Even last year’s iPhone 6 outperformed most other Android phones, as it placed sixth overall. It’s about 3 percent faster than the Google Nexus 6P, which became available only a few months ago.

What’s most interesting about this data is the fact that Apple isn’t in a spec war like the one in which Android manufacturers find themselves. Companies that make Android phones continue to push the boundaries with octa-core processors and as much as 4GB of RAM. The competition among Android phones has heated up so much that companies like Samsung and Huawei are now manufacturing their own in-house processors.

Related: Battle of the phablets: iPhone 6S Plus vs. Galaxy Note 5

However, the iPhone 6S is rocking its own 64-bit dual-core A9 processor with only 2GB of RAM. Kudos have to be given to Apple on its ability to be so efficient with so little. The efficiency not only gives the iPhone more power, but it likely helps battery life as well, which is a good thing, seeing as iPhone battery life is notoriously short.
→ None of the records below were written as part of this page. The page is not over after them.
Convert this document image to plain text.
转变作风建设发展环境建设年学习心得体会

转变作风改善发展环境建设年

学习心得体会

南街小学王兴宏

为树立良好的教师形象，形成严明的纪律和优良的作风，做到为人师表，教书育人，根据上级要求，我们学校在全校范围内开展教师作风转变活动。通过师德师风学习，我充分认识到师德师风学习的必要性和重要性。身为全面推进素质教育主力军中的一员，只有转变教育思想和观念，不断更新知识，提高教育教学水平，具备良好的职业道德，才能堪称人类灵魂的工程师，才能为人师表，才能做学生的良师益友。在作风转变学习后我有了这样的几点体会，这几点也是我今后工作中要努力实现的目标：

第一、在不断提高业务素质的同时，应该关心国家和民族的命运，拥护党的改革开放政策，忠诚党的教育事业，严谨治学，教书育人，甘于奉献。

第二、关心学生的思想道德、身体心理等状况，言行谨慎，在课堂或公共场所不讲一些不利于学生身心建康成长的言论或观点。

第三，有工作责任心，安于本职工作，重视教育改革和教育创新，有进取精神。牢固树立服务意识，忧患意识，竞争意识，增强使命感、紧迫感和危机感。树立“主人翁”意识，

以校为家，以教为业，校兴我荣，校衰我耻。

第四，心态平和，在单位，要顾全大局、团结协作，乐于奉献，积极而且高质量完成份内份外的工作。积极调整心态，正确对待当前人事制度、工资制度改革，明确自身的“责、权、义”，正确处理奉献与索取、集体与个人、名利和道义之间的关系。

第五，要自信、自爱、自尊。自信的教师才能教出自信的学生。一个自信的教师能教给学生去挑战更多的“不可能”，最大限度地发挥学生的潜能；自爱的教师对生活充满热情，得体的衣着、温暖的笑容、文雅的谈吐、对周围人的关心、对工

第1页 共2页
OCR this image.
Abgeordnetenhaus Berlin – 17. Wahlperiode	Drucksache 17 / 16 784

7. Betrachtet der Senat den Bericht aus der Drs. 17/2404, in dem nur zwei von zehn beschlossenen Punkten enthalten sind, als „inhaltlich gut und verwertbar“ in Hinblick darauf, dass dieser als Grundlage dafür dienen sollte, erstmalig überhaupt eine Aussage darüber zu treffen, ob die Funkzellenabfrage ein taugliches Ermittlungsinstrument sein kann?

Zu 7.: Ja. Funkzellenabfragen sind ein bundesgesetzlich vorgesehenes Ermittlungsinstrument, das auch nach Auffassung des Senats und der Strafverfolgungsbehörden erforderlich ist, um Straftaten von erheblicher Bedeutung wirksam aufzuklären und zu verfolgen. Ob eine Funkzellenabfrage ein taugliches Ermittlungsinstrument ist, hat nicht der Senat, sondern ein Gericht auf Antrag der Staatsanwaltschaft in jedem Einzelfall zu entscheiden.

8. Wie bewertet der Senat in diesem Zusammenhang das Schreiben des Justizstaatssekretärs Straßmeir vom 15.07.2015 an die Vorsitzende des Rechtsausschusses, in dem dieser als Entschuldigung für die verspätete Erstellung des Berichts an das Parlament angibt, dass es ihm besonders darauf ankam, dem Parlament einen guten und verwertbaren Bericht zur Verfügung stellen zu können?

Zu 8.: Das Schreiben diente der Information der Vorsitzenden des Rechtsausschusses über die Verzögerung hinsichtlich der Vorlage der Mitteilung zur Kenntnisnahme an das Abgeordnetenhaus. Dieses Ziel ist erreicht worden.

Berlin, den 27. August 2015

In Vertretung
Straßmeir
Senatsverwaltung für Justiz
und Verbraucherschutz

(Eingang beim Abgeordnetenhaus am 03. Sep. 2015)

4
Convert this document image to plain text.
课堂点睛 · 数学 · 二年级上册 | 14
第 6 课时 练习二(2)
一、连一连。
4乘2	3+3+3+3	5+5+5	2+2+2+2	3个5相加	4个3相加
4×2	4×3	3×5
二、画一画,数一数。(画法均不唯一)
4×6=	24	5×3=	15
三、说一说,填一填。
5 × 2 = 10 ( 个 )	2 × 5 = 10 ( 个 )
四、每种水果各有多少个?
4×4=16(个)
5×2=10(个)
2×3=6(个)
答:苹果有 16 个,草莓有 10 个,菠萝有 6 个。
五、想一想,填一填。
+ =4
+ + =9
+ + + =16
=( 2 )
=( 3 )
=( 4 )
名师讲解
AnTuTu tests only one device per model and averages 500 data samples for each phone. The company didn’t include the iPhone 6S Plus or the iPhone 6 Plus because there were no significant differences when compared to the iPhone 6S and iPhone 6. It’s unclear if that was also the case for the Samsung phone that was chosen for the test.

Although the results are intriguing, it’s important to note that benchmark tests aren’t everything, and sometimes real-world performance is different.